Completed clinical studies are limited to phase I studies evaluating first generation CARs targeting the folate receptor in ovarian cancer [41], carbonic anhydrase in renal cancer [42], CD20 in lymphoma, [43]) and GD2 in neuroblastoma [37]. The clinical responses have overall been very modest, with the exception of one partial response in the neuroblastoma study. Immunogenicity of CARs was observed in the first two studies, but not the latter two. The renal carcinoma study had to be halted after three patients developed unanticipated cholestasis, an on-target effect due to the high expression of the targeted antigen, carbonic anhydrase, in biliary epithelium. This study has now resumed with the added use of G250 antibody to partially mask the biliary antigen before T cell infusion (C Lamers, unpublished data). It is noteworthy that CAR-directed T cells were active against target antigen-positive T cells that are not typically picked up in imaging studies utilizing the parental monoclonal antibody, lending support to the merits of T cell based therapy.

These studies utilized first generation CARs and suboptimal T cell expansion procedures such as OKT3-mediated T cell expansion [31,37]. The field is thus keenly awaiting studies that utilize second generation CARs and improved T cell expansion procedures that provide appropriate costimulation and cytokine stimulation before T cell infusion. Several efforts are under way to address this issue [38,44]. Studies targeting CD19 are especially awaited as these hold the promise of activity in several B cell malignancies. At least seven trials targeting CD19 with second generation CARs are programmed in the US and Europe, with one having already started in chronic lymphocytic leukemia, utilizing a CD19-CD28ζ CAR [51].

Conclusion

In comparison to TCRs, CARs have two major advantages: HLA-independent recognition of antigen, which makes them broadly applicable irrespective of the patient’s HLA and enables the recognition of tumor cells that have downregulated HLA expression, and no risk of mispairing with the endogenous TCR. Their signaling capacity was once a concern, but second generation receptors go far beyond what the original zeta chain fusions could achieve, that is, redirect cytotoxicity without permitting T cell expansion and survival upon repeat antigen exposure. CARs are therefore not just an alternative to TCRs but may prove to be superior as therapeutic entities.

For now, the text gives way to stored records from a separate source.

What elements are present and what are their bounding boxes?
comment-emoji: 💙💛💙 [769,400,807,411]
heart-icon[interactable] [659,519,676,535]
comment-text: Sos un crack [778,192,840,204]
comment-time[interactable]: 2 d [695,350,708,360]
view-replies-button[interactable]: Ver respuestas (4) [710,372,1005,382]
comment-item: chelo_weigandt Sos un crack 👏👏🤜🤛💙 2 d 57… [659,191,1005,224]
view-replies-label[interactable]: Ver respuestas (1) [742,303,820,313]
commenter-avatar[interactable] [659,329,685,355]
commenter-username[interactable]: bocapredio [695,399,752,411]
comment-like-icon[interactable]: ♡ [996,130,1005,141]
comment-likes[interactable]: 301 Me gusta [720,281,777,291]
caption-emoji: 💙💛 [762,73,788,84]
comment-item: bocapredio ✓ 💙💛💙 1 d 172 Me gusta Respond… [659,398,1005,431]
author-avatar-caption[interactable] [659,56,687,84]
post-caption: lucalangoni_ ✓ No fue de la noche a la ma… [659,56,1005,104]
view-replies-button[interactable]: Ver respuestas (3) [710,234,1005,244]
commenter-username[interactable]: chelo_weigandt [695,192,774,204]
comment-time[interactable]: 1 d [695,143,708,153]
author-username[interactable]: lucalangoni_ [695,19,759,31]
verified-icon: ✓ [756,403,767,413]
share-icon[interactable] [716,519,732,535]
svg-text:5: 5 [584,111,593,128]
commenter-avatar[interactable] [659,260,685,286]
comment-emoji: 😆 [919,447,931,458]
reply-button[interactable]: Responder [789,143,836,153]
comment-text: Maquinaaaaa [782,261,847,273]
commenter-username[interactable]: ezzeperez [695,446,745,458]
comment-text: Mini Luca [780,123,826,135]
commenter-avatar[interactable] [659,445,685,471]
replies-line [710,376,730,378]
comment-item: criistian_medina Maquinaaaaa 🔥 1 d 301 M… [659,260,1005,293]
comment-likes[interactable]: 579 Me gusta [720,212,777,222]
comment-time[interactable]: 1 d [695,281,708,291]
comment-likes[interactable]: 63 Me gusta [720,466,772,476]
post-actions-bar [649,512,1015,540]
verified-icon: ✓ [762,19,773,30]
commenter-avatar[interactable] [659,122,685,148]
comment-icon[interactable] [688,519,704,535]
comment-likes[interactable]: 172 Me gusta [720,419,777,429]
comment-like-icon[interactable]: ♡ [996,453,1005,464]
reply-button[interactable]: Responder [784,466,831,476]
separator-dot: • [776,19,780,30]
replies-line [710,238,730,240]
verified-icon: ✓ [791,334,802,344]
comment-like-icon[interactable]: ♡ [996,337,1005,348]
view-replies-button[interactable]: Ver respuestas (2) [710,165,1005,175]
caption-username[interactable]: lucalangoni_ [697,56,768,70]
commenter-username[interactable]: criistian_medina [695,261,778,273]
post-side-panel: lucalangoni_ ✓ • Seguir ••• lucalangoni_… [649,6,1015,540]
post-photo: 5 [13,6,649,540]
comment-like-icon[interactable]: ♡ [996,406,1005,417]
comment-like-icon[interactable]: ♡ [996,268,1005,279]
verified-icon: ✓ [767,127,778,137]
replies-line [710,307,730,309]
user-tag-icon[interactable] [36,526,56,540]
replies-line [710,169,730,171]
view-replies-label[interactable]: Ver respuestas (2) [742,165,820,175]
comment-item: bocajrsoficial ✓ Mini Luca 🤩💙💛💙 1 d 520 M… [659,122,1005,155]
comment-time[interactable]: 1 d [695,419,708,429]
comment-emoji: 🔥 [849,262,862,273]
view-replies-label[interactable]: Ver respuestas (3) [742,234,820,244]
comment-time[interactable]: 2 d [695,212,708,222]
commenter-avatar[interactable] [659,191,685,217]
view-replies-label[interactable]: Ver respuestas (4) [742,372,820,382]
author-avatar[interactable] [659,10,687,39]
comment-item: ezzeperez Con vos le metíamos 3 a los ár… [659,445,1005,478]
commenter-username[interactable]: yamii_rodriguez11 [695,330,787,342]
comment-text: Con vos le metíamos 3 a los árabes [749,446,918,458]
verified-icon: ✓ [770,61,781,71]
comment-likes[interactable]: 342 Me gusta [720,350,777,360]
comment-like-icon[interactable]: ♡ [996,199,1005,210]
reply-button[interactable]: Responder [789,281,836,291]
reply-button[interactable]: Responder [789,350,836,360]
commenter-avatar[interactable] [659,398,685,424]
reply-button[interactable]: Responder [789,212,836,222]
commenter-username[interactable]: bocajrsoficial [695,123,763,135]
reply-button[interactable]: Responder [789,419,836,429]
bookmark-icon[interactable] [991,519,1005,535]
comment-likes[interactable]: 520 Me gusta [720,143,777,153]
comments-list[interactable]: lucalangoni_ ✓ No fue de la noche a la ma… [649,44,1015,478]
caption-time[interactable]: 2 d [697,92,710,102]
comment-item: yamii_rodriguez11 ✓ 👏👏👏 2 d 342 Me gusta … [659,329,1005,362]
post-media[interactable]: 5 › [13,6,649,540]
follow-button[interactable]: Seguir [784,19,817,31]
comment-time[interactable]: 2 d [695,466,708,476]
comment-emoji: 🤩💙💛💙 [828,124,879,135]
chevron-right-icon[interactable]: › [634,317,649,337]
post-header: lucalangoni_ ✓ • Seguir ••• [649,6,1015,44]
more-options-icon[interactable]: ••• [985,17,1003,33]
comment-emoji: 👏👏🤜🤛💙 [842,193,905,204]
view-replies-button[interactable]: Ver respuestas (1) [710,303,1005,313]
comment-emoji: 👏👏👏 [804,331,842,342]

Their use is, however, threatened by their potential immunogenicity. Anti-CAR antibody responses have been seen with some CARs, but not universally, which suggests that CAR immunogenicity may be neither universal nor intractable. CARs encompassing humanized scFvs or scFvs derived from human monoclonal antibodies will probably reduce this concern.

The choice of a target antigen is very crucial, as for any immunotherapy. This choice will become even more crucial as potent immunotherapies such as those utilizing second and third generation CARs enter the clinic. The G250 study illustrates the ability of CAR-targeted T cells to seek out normal tissues that express high levels of the targeted antigen [42]. The targeting of CD19, a cell-surface molecule found on the majority of leukemias and lymphomas, will be an interesting case to follow as CD19 is expressed on normal proB, preB, and B cells but no other hematopoietic progenitor cell types. The several upcoming trials targeting CD19 will provide interesting variations on this one theme, as they utilize slightly different CARs, different scFvs, different vector systems, different T cell expansion methodologies, and different starting T cell subsets to treat different CD19-positive malignancies. The field of CARs is coming of age.